The present results are in accordance with those of Allam et al. (1999) and Abo El-nor (1999) who reported that 4% FCM yield was higher (p<0.01) when lactating buffaloes were fed on zero, 100 and 200 g fenugreek seeds/head/day.

Milk Composition
Milk Solids Not Fat (SNF) content was higher (p<0.05) in T4, T2 and T1 than T3 and control (Table 3). Also milk lactose content was higher (p<0.05) in T1, T4, T3 and T2 than control. While, milk fat, total solids, total protein and ash content did not differ significantly between treatments. As on impact of the increased milk yield, daily TS, SNF, TP and lactose yields were significantly higher in T1 and T4 than T3 and T2 than control. However milk fat yield was higher (p<0.05) in T1 than T3, T4 and T2 compared with control.
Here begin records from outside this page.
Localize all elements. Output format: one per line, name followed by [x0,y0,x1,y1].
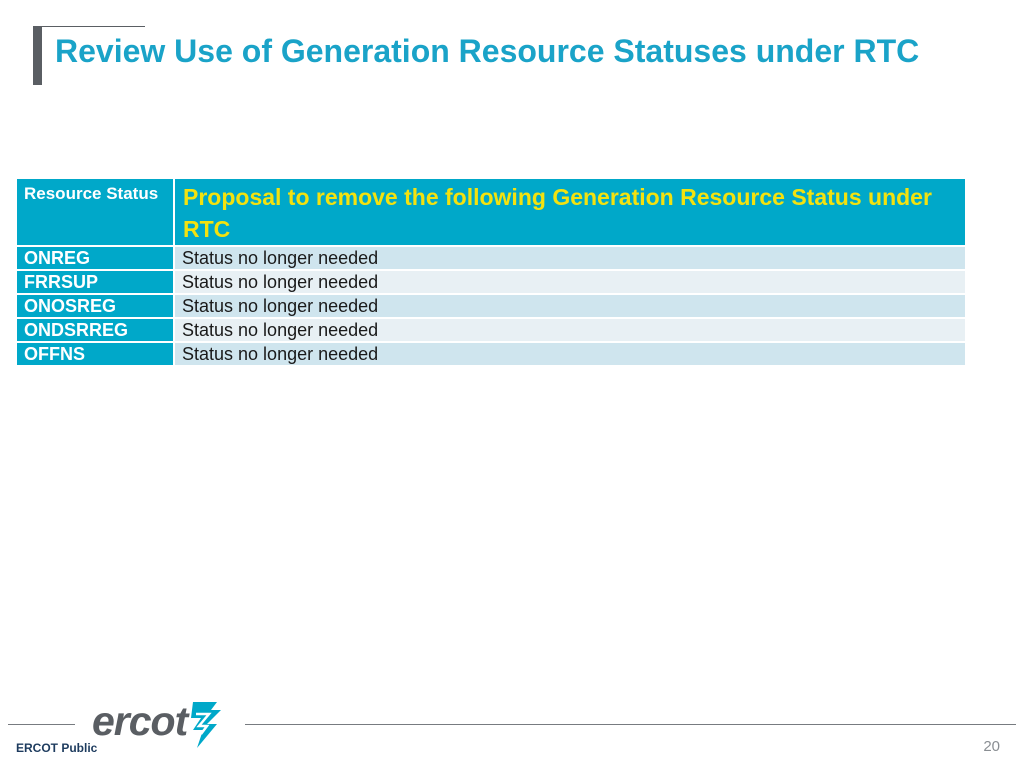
table-row: FRRSUP Status no longer needed [17,271,965,293]
footer-divider-left [8,724,75,725]
table-row: ONREG Status no longer needed [17,247,965,269]
texas-bolt-icon [191,702,221,748]
status-description: Status no longer needed [175,295,965,317]
status-description: Status no longer needed [175,271,965,293]
table-row: OFFNS Status no longer needed [17,343,965,365]
status-code: ONREG [17,247,175,269]
table-row: ONOSREG Status no longer needed [17,295,965,317]
status-code: FRRSUP [17,271,175,293]
status-description: Status no longer needed [175,343,965,365]
slide-title: Review Use of Generation Resource Status… [55,33,920,69]
footer-divider-right [245,724,1016,725]
status-description: Status no longer needed [175,319,965,341]
table-row: ONDSRREG Status no longer needed [17,319,965,341]
page-number: 20 [983,738,1000,755]
status-code: ONOSREG [17,295,175,317]
title-accent-bar [33,27,42,85]
title-accent-line [33,26,145,27]
ercot-logo: ercot [92,698,232,750]
header-proposal: Proposal to remove the following Generat… [175,179,965,245]
footer-classification: ERCOT Public [16,741,98,755]
status-code: OFFNS [17,343,175,365]
status-description: Status no longer needed [175,247,965,269]
resource-status-table: Resource Status Proposal to remove the f… [17,177,965,367]
header-resource-status: Resource Status [17,179,175,245]
logo-wordmark: ercot [92,698,188,744]
status-code: ONDSRREG [17,319,175,341]
table-header-row: Resource Status Proposal to remove the f… [17,179,965,245]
The efficiencies in milk production calculated as DMI/kg milk yield, milk yield/DMi and 4% FCM yield/DMI were improved (p<0.05) in treatment T2 (Fenugreek seeds) as compared with the other group.

Blood Plasma Metabolites
Data in Table 4 showed no significant differences (p<0.05) among different treatments on some blood parameters (globulin,albumin/globulin ratio, urea, GOT, alkaline phosphates, total lipids and cholesterol). Other parameters (total protein, albumin, creatinine, GPT and glucose) were increased significantly (p<0.05) in different groups. The increase in total protein may be due to nourishing effect and improved digestion effect for Lepidium sativium seeds (Boulous, 1983). While the increase in albumin are in good agreement with those reperted by (Allam et al., 1999; Ali et al., 2005; El-Ashry et al., 2006). However the result of creatinine are in good agreement with Nazar (1994) who found that creatinine was higher (p>0.05) by using fenugreek seeds and lower (p>0.05) by using Lepidium sativium seeds. Also, the increase of GPT may be illustrated on the basis that milk production of treated animals enhanced liver metabolism which lead to increase of GPT activity (Larson, 1985). Whatever, increase of glucose can be illustrated on the basis that used medicinal plant seeds as mentioned previously increased apparent digestibility of nutrients. this result are agreement with those reported by Nazar (1994) and El-Ashry et al. (2006) who found that the mean values of blood glucose were higher in treated animals with medicinal herbs than control.

CONCLUSIONS

From the results obtained, it could be concluded that supplementing lactating buffalo's diets with medicinal plants is recommended as a new step in the field of animal production for improving productive performance of lactating buffalo, regarding milk yield and composition and feed efficiency. Additionally, these results revealed to negative effects on general health of the treated animals. Therefore, medicinal plant seeds can be successfully used in lactating buffaloes rations as feed additives.